Excerpt from “Verses Addressed to the Imitator of
the First Satire of the Second Book
of Horace”

by Lady Mary Wortley Montagu

Edited and annotated by Jack Lynch

Pope and Lady Mary had once been friends. Apparently Lady Mary rejected Pope’s romantic advances, and after that their friendship deteriorated. Pope often attacked her as Sappho; she replied in 1733 with this poem.
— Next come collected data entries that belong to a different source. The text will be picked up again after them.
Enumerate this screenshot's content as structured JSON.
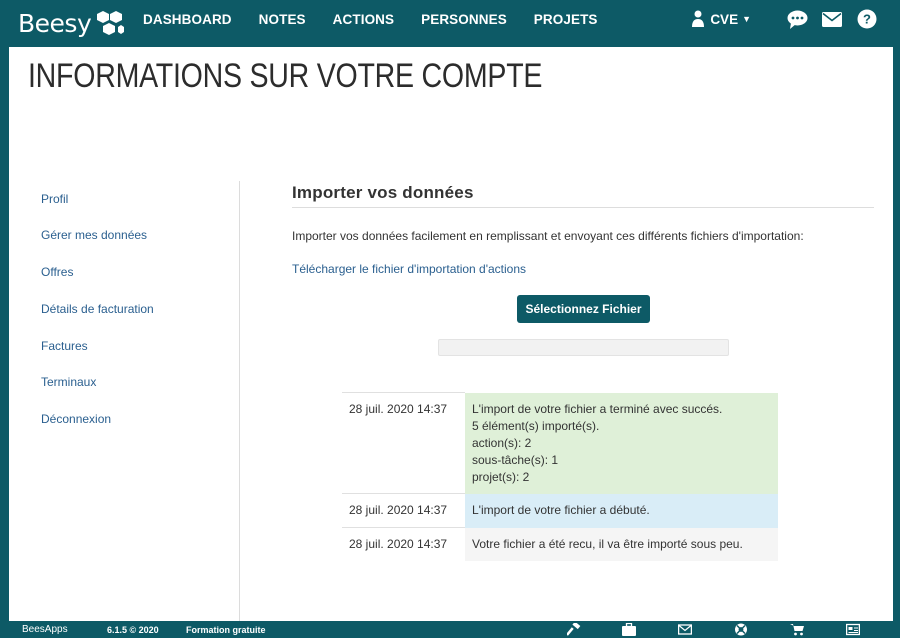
{
  "app": {
    "brand": "Beesy"
  },
  "nav": {
    "items": [
      {
        "label": "DASHBOARD"
      },
      {
        "label": "NOTES"
      },
      {
        "label": "ACTIONS"
      },
      {
        "label": "PERSONNES"
      },
      {
        "label": "PROJETS"
      }
    ],
    "user": {
      "initials": "CVE"
    },
    "icons": [
      "chat-icon",
      "mail-icon",
      "help-icon"
    ]
  },
  "page": {
    "title": "INFORMATIONS SUR VOTRE COMPTE"
  },
  "sidebar": {
    "items": [
      {
        "label": "Profil"
      },
      {
        "label": "Gérer mes données"
      },
      {
        "label": "Offres"
      },
      {
        "label": "Détails de facturation"
      },
      {
        "label": "Factures"
      },
      {
        "label": "Terminaux"
      },
      {
        "label": "Déconnexion"
      }
    ]
  },
  "import": {
    "title": "Importer vos données",
    "intro": "Importer vos données facilement en remplissant et envoyant ces différents fichiers d'importation:",
    "download_link": "Télécharger le fichier d'importation d'actions",
    "select_button": "Sélectionnez Fichier",
    "progress": 0
  },
  "log": [
    {
      "date": "28 juil. 2020 14:37",
      "status": "success",
      "lines": [
        "L'import de votre fichier a terminé avec succés.",
        "5 élément(s) importé(s).",
        "action(s): 2",
        "sous-tâche(s): 1",
        "projet(s): 2"
      ]
    },
    {
      "date": "28 juil. 2020 14:37",
      "status": "info",
      "lines": [
        "L'import de votre fichier a débuté."
      ]
    },
    {
      "date": "28 juil. 2020 14:37",
      "status": "plain",
      "lines": [
        "Votre fichier a été recu, il va être importé sous peu."
      ]
    }
  ],
  "footer": {
    "logo": "BeesApps",
    "version": "6.1.5 © 2020",
    "training": "Formation gratuite",
    "icons": [
      "hammer-icon",
      "briefcase-icon",
      "mail-icon",
      "support-icon",
      "cart-icon",
      "card-icon"
    ]
  },
  "colors": {
    "brand": "#0d5a66",
    "link": "#2a5f8f",
    "success_bg": "#dff0d8",
    "info_bg": "#d9edf7"
  }
}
It may have been cowritten with Lord Hervey, whom Pope attacks as Sporus.

In two large Columns, on thy motly Page,
Where Roman Wit is strip’d with English Rage;
Where Ribaldry to Satire makes pretence,
And modern Scandal rolls with ancient Sense:
Whilst on one side we see how Horace thought, [5]
And on the other, how he never wrote:
Who can believe, who view the bad, the good,
That the dull Copist better understood
That Spirit, he pretends to imitate,
Than heretofore that Greek he did translate? [10]    Thine is just such an Image of his Pen,
As thou thy self art of the Sons of Men,
Where our own Species in Burlesque we trace,
A Sign-Post Likeness of the noble Race,
That is at once Resemblance and Disgrace. [15]    Horace can laugh, is delicate, is clear,
You, only coarsely rail, or darkly sneer;
His Style is elegant, his Diction pure,
Whilst none thy crabbed Numbers can endure;
Hard as thy Heart, and as thy Birth obscure. [20]    If He has Thorns, they all on Roses grow;
Thine like Thistles, and mean Brambles show;
With this Exception, that, tho’ rank the Soil,
Weeds as they are, they seem produc’d by Toil.    Satire shoud, like a polish’d Razor keen, [25]
Wound with a Touch, that’s scarcely felt or seen.
Thine is an Oyster-Knife, that hacks and hews;
The Rage, but not the Talent of Abuse;
And is in Hate, what Love is in the Stews.
‘Tis the gross Lust of Hate, that still annoys, [30]
Without distinction, as gross Love enjoys:
Neither to Folly, nor to Vice confin’d,
The Object of thy Spleen is Human Kind:
It preys on all, who yield, or who resist:
To Thee ’tis Provocation to exist. [35]    But if thou see’st a great and gen’rous Heart,
Thy Bow is doubly bent to force a Dart.
Nor Dignity nor Innocence is spar’d,
Nor Age, nor Sex, nor Thrones, nor Graves, rever’d.
Not only Justice vainly we demand, [40]
But even Benefits can’t rein thy Hand:
To this or that alike in vain we trust,
Nor find Thee less Ungrateful than Unjust.